That before said company shall enter the territory of any nation or tribe of Indians for the purpose of constructing its line of railroad and telegraph it shall have the written consent of the general council of such tribe thereto, which shall be filed with the Secretary of the Interior.

SEC. 3

That said company shall have authority to acquire a right of way for its line of railroad and telegraph from individual allottees upon such terms and conditions as may be agreed upon between the parties, and in cases where the line of said railroad runs through the lands of minor allottees the judge of the United States court for the district wherein said lands are situated shall have power to regulate the manner, terms, and conditions whereby such right of way shall be acquired.

SEC. 4

That in cases where a right of way can not be acquired from adult allottees by agreement between the parties, the same may be acquired by proceedings in condemnation in the United States court for the proper district, or before the judge thereof in vacation, according to the provisions of chapter fifty-eight of Sanders and Hill’s Digest of the Laws of Arkansas, eighteen hundred and ninety-four, respecting “eminent domain,” so far as the same can be made applicable: Provided, That in addition to the compensation herein provided for, said railroad company shall pay to the Secretary of the Interior, for the benefit of the tribes through whose lands the said railroad may be constructed, the sum of fifty dollars per mile for each mile of road constructed through tribal lands which have not been allotted to individual Indians. Said company shall also pay, so long as said lands are owned and occupied as tribal property, to the Secretary of the Interior the sum of fifteen dollars per annum for each mile of railway it shall construct through the said Territory.
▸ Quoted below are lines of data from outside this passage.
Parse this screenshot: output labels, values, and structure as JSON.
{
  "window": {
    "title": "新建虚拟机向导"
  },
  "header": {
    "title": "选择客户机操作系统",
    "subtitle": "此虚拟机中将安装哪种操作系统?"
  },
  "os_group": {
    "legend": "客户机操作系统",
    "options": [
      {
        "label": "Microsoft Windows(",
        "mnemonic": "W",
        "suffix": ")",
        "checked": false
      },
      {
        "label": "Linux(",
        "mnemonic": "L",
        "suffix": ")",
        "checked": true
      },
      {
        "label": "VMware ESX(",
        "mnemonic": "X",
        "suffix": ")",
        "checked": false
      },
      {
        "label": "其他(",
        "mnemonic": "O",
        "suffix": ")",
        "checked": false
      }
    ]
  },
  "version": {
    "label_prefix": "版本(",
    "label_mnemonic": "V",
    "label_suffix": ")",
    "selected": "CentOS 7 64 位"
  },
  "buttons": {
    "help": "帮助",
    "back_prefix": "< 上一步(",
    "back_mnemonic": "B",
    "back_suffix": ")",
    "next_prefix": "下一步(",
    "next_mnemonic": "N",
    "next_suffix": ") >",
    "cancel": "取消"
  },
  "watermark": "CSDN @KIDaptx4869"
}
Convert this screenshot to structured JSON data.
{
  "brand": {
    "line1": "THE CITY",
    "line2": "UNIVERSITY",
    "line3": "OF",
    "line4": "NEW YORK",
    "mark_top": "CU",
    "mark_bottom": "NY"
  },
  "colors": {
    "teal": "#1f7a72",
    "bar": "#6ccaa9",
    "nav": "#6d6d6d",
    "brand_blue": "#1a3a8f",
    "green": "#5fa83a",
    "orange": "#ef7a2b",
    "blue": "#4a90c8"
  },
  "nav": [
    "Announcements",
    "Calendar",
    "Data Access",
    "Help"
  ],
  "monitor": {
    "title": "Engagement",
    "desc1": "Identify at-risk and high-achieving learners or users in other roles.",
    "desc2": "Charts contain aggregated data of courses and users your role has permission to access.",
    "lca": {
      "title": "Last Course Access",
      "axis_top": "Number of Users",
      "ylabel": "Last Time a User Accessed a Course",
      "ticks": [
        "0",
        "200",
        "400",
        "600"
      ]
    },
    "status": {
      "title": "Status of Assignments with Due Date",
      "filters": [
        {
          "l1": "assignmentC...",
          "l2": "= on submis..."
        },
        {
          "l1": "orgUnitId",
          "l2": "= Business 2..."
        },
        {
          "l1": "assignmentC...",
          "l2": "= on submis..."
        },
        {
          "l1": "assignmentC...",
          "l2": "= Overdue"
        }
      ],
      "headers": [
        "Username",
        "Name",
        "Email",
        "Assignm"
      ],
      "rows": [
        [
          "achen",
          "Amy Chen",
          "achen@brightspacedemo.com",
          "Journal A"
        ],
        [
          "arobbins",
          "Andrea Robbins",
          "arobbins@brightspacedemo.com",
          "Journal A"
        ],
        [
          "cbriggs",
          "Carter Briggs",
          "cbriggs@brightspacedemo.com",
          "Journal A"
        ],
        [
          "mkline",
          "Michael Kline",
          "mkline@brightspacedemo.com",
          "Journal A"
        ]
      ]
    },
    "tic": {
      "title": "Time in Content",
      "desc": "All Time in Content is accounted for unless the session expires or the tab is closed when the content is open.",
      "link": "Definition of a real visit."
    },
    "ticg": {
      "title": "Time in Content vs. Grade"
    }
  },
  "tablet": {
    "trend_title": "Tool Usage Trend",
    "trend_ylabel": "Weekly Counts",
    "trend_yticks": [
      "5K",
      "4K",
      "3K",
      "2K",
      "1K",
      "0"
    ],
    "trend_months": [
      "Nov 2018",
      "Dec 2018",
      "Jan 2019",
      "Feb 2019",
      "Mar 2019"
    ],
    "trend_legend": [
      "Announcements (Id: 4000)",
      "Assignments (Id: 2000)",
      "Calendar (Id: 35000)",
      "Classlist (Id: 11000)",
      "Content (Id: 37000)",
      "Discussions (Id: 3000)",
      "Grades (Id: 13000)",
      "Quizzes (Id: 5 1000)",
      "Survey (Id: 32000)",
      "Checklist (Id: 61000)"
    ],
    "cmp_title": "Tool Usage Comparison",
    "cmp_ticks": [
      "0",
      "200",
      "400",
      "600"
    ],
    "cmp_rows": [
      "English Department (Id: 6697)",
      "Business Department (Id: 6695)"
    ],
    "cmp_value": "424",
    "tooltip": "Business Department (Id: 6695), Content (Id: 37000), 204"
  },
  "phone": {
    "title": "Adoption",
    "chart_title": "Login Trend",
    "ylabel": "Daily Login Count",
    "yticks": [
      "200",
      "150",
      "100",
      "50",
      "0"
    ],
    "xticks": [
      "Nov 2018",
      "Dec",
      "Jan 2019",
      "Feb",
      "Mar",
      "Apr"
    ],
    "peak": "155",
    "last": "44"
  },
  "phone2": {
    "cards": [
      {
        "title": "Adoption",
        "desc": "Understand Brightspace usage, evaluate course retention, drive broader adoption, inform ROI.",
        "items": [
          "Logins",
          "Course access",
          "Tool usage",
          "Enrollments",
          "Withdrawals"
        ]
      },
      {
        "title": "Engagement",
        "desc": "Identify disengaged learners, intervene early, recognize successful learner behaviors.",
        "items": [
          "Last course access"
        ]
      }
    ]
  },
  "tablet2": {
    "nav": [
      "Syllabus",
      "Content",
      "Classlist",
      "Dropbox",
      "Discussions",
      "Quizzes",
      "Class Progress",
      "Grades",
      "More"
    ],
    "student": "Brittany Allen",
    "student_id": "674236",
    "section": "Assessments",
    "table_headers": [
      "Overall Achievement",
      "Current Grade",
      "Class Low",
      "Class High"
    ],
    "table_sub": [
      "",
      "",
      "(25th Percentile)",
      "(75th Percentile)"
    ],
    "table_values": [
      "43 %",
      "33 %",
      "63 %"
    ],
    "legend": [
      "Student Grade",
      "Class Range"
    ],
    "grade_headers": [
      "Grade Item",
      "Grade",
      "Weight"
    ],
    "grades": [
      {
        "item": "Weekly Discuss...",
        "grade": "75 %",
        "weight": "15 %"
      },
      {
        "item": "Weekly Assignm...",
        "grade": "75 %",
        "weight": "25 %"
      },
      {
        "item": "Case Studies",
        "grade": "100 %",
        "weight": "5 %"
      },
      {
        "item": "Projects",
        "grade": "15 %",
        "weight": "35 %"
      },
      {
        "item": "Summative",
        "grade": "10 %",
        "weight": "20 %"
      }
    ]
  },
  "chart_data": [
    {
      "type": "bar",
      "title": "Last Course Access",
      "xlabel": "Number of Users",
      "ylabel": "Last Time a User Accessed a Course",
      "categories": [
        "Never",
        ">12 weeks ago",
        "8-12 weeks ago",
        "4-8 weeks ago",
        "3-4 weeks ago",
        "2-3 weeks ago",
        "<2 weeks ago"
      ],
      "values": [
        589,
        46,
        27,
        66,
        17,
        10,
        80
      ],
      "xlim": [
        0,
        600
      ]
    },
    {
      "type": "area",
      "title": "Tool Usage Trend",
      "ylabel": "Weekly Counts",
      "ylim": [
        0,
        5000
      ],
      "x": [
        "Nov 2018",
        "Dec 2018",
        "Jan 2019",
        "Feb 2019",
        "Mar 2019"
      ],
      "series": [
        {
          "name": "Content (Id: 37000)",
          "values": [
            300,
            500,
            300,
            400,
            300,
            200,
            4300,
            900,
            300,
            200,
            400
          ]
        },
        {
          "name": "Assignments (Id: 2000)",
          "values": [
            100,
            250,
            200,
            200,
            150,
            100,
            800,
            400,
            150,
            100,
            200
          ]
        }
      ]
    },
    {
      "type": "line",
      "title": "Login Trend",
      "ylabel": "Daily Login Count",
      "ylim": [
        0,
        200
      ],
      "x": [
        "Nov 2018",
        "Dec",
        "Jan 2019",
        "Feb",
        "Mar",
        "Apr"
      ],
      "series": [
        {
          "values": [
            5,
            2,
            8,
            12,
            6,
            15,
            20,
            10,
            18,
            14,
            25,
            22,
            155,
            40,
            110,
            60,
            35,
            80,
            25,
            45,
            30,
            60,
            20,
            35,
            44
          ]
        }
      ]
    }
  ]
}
And the money paid the Secretary of the Interior under the provisions of this Act shall be apportioned by him among the several tribes in accordance with the number of miles of road that may be constructed through each reservation: Provided further, That Congress shall have the right, so long as said lands remain as tribal property, to impose such additional taxes upon said railroads as may be deemed just and proper for their benefit, and the like power may be exercised by any State or Territory which may hereafter be formed.

Approved, March 28, 1896.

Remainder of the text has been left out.